Le crime organisé est un fléau qui gangrène d’abord, et de manière largement invisible, nos sociétés, poussant même les plus solides Etats de droit dans leurs derniers retranchements et menaçant frontalement les démocraties les plus avancées, comme, récemment, nos voisins de Belgique ou des Pays-Bas, aux prises avec la Mocro Maffia. [Aux Pays-Bas, le procès de cette organisation s’est déroulé dans un climat d’intimidation contre la justice, les dirigeants du pays et la presse.]
Créées par une loi du 9 mars 2004 destinée à renforcer la poursuite et le jugement des faits relevant de la grande criminalité organisée, les huit juridictions interrégionales spécialisées de France (JIRS) ont aujourd’hui 20 ans. Chacune est dotée d’une compétence couvrant un ressort élargi et elles ont pour vocation, par l’emploi de techniques d’investigation renforcées, et avec l’appui de services d’enquête spécialisés, d’identifier les réseaux de la grande criminalité internationale, et d’en poursuivre et juger les acteurs.
Pendant deux décennies, confrontées à l’émergence de nouveaux réseaux extrêmement structurés et mouvants, les JIRS ont su, à chaque fois, s’adapter. Que ce soit face à des réseaux de trafiquants transnationaux déversant des tonnes de produits stupéfiants sur le territoire national – avec leur cortège d’assassinats et d’enlèvements sur fond de règlements de comptes –, des braquages d’une violence extrême, des escrocs en bande organisée siphonnant les finances publiques par millions d’euros, ou encore des réseaux de passeurs gangrenant les littoraux nationaux. Chaque année, les JIRS interpellent et jugent des centaines de criminels et saisissent des millions d’euros d’avoirs illégaux.
Violence et volumes accrus
Or, depuis plusieurs années, les JIRS sont confrontées à une montée en puissance continue de formes de criminalité particulièrement violentes.

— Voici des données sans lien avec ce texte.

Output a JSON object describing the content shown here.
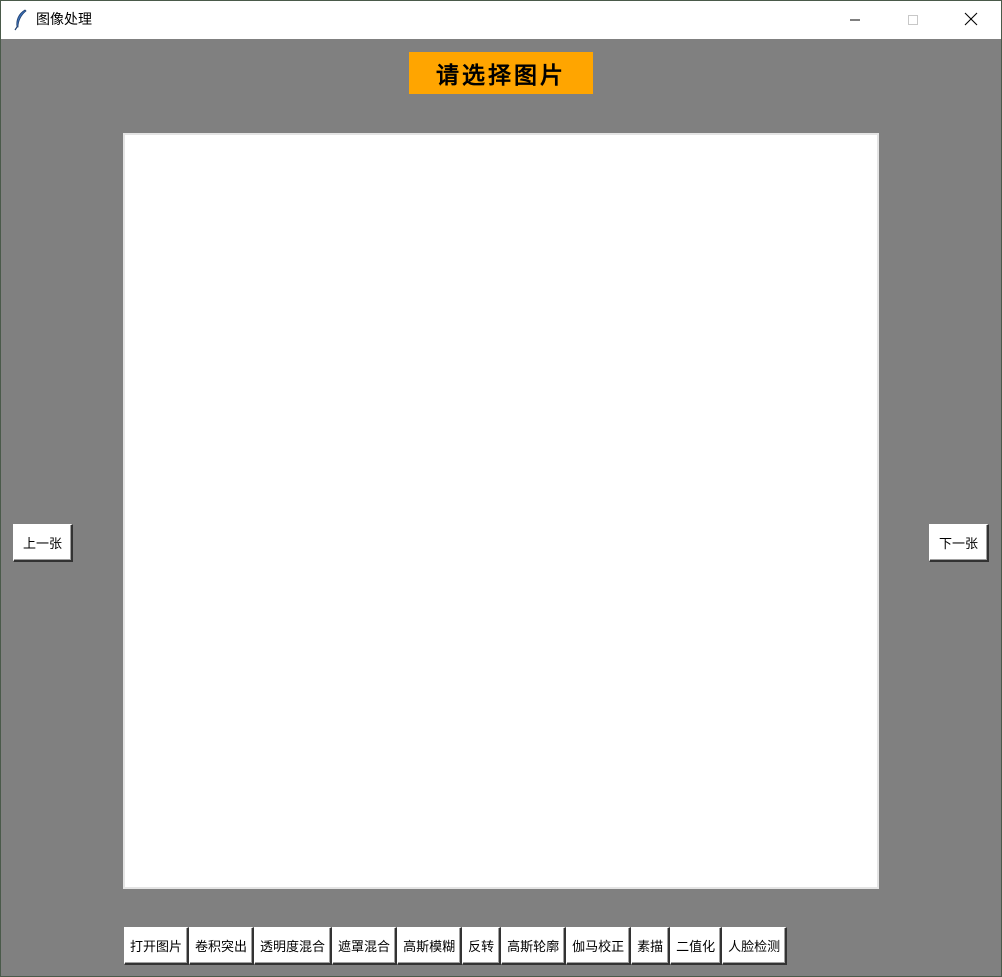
{
  "window": {
    "title": "图像处理",
    "background_color": "#808080"
  },
  "titlebar": {
    "app_icon": "feather-icon",
    "minimize_icon": "minimize-icon",
    "maximize_icon": "maximize-icon",
    "close_icon": "close-icon"
  },
  "heading": {
    "text": "请选择图片",
    "background_color": "#ffa500"
  },
  "navigation": {
    "prev_label": "上一张",
    "next_label": "下一张"
  },
  "toolbar": {
    "buttons": [
      {
        "label": "打开图片"
      },
      {
        "label": "卷积突出"
      },
      {
        "label": "透明度混合"
      },
      {
        "label": "遮罩混合"
      },
      {
        "label": "高斯模糊"
      },
      {
        "label": "反转"
      },
      {
        "label": "高斯轮廓"
      },
      {
        "label": "伽马校正"
      },
      {
        "label": "素描"
      },
      {
        "label": "二值化"
      },
      {
        "label": "人脸检测"
      }
    ]
  }
}
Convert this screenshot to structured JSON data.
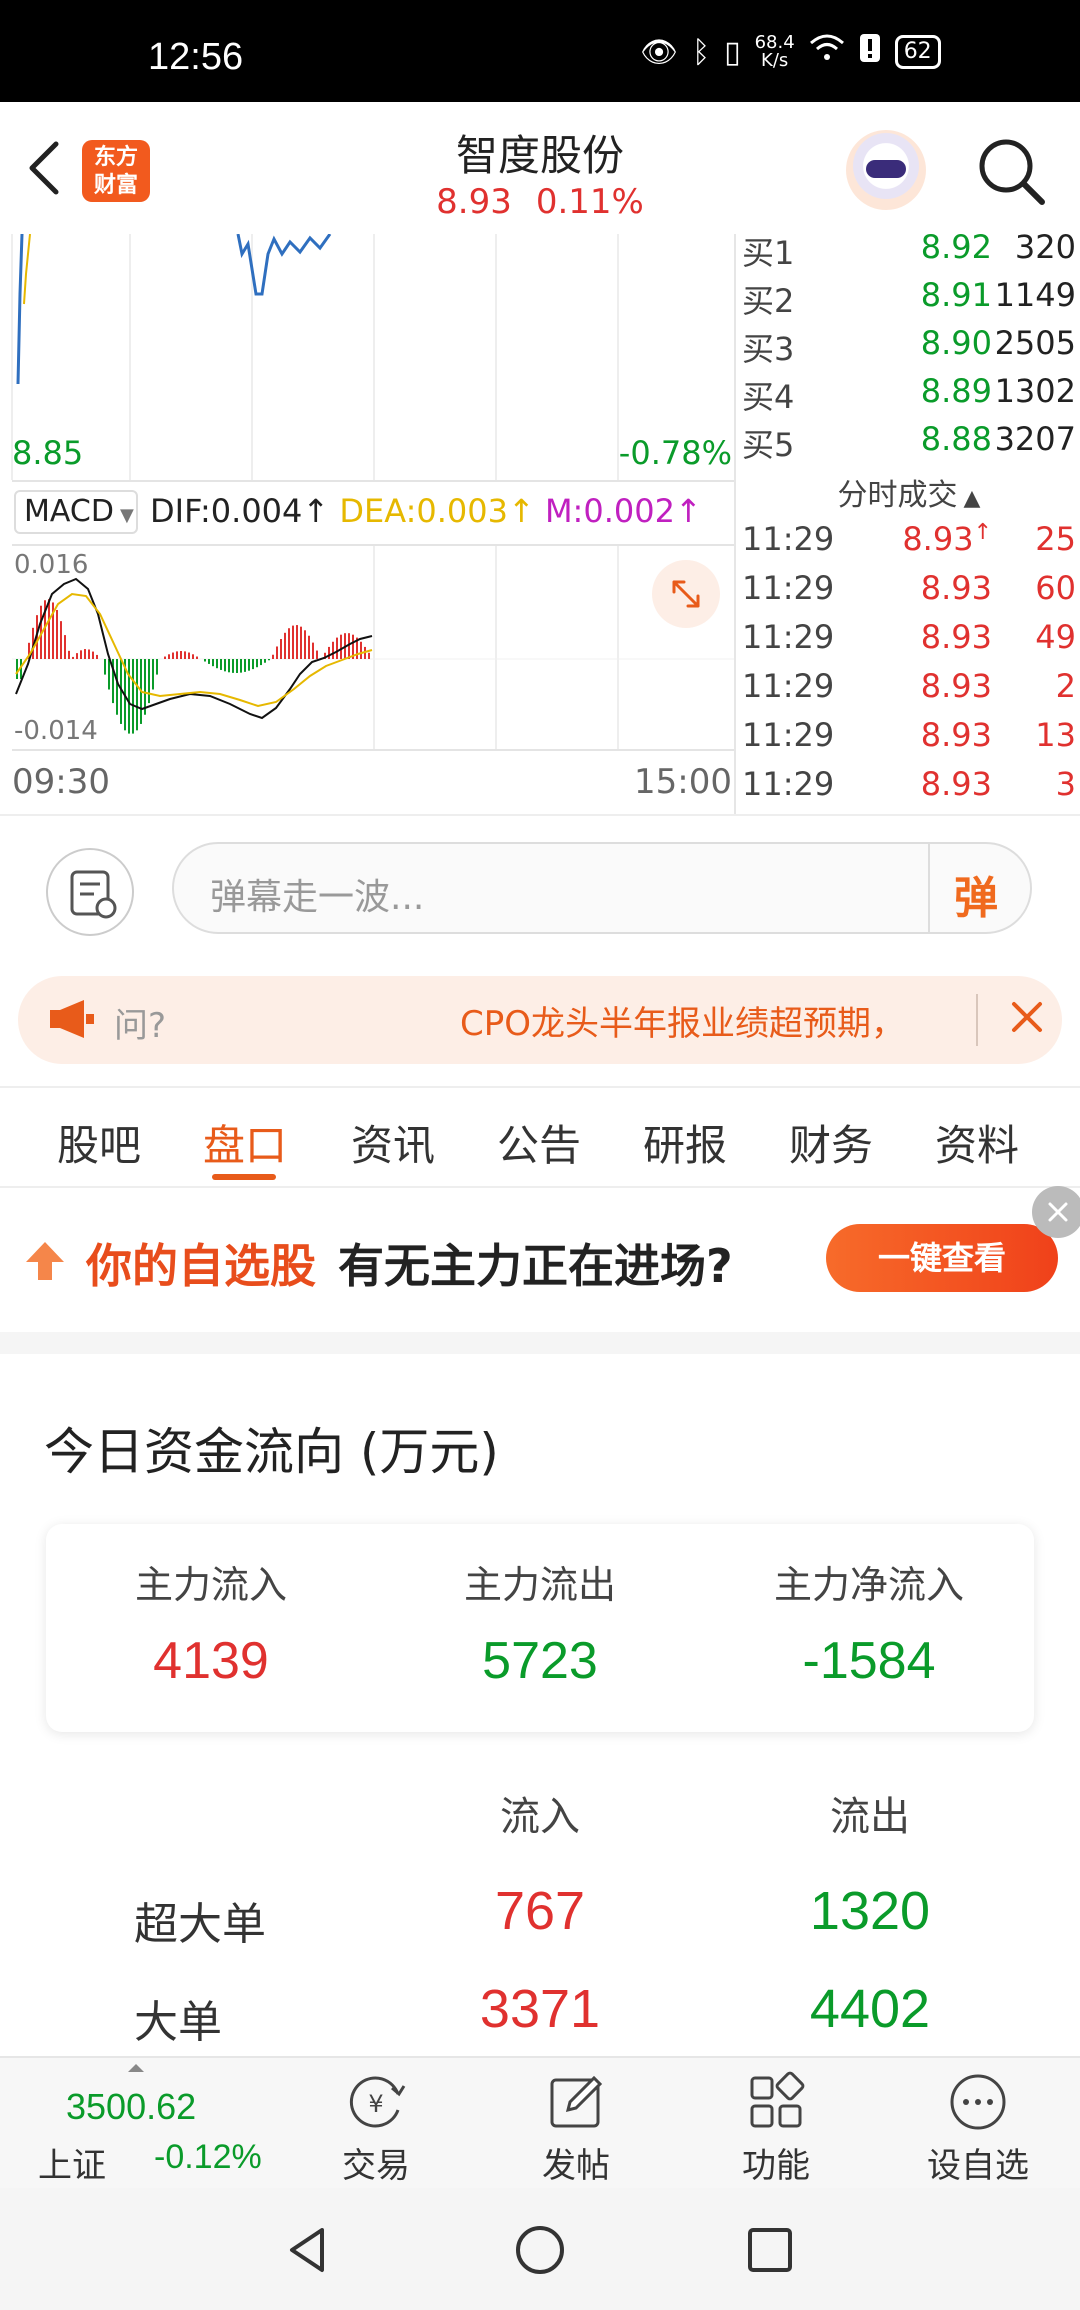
{
  "status_bar": {
    "time": "12:56",
    "net_speed_value": "68.4",
    "net_speed_unit": "K/s",
    "battery": "62",
    "icons": [
      "eye-icon",
      "bluetooth-icon",
      "vibrate-icon",
      "wifi-icon",
      "warning-icon",
      "battery-icon"
    ]
  },
  "header": {
    "logo_line1": "东方",
    "logo_line2": "财富",
    "title": "智度股份",
    "price": "8.93",
    "change_pct": "0.11%"
  },
  "chart": {
    "price_low_label": "8.85",
    "pct_low_label": "-0.78%",
    "indicator": "MACD",
    "dif": "DIF:0.004",
    "dea": "DEA:0.003",
    "m": "M:0.002",
    "macd_top": "0.016",
    "macd_bottom": "-0.014",
    "time_start": "09:30",
    "time_end": "15:00"
  },
  "order_book": {
    "bids": [
      {
        "label": "买1",
        "price": "8.92",
        "volume": "320"
      },
      {
        "label": "买2",
        "price": "8.91",
        "volume": "1149"
      },
      {
        "label": "买3",
        "price": "8.90",
        "volume": "2505"
      },
      {
        "label": "买4",
        "price": "8.89",
        "volume": "1302"
      },
      {
        "label": "买5",
        "price": "8.88",
        "volume": "3207"
      }
    ],
    "ticks_title": "分时成交",
    "ticks": [
      {
        "time": "11:29",
        "price": "8.93",
        "arrow": "↑",
        "volume": "25"
      },
      {
        "time": "11:29",
        "price": "8.93",
        "arrow": "",
        "volume": "60"
      },
      {
        "time": "11:29",
        "price": "8.93",
        "arrow": "",
        "volume": "49"
      },
      {
        "time": "11:29",
        "price": "8.93",
        "arrow": "",
        "volume": "2"
      },
      {
        "time": "11:29",
        "price": "8.93",
        "arrow": "",
        "volume": "13"
      },
      {
        "time": "11:29",
        "price": "8.93",
        "arrow": "",
        "volume": "3"
      }
    ]
  },
  "comment": {
    "placeholder": "弹幕走一波...",
    "danmu_label": "弹"
  },
  "news": {
    "question": "问?",
    "headline": "CPO龙头半年报业绩超预期，"
  },
  "tabs": [
    "股吧",
    "盘口",
    "资讯",
    "公告",
    "研报",
    "财务",
    "资料"
  ],
  "active_tab": "盘口",
  "promo": {
    "highlight": "你的自选股",
    "text": "有无主力正在进场?",
    "button": "一键查看"
  },
  "fund_flow": {
    "title": "今日资金流向 (万元)",
    "summary": [
      {
        "label": "主力流入",
        "value": "4139",
        "color": "#e0312f"
      },
      {
        "label": "主力流出",
        "value": "5723",
        "color": "#0a9b2a"
      },
      {
        "label": "主力净流入",
        "value": "-1584",
        "color": "#0a9b2a"
      }
    ],
    "col_in": "流入",
    "col_out": "流出",
    "rows": [
      {
        "label": "超大单",
        "in": "767",
        "out": "1320"
      },
      {
        "label": "大单",
        "in": "3371",
        "out": "4402"
      }
    ]
  },
  "toolbar": {
    "index_value": "3500.62",
    "index_name": "上证",
    "index_change": "-0.12%",
    "items": [
      "交易",
      "发帖",
      "功能",
      "设自选"
    ]
  }
}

Cette explosion est directement liée au déferlement, sur notre pays, d’une vague venue d’Amérique du Sud, qui vise à inonder la France, et à travers elle toute l’Europe, de produits stupéfiants aussi meurtriers que désormais bon marché. Au port du Havre, les saisies de cocaïne ont plus que doublé entre 2019 et 2022. Dans les Antilles, fin février 2024, en à peine plus d’une semaine, ce sont 8,3 tonnes cumulées de cette drogue qui ont été interceptées ou découvertes. Issue des cartels, cette marée montante en adopte sans scrupule les codes sur notre territoire.
L’argent du crime organisé, quant à lui, converge de plus en plus rapidement vers des réseaux de blanchiment parfaitement structurés, et le développement des cryptoactifs rend le suivi des fonds d’autant plus complexe.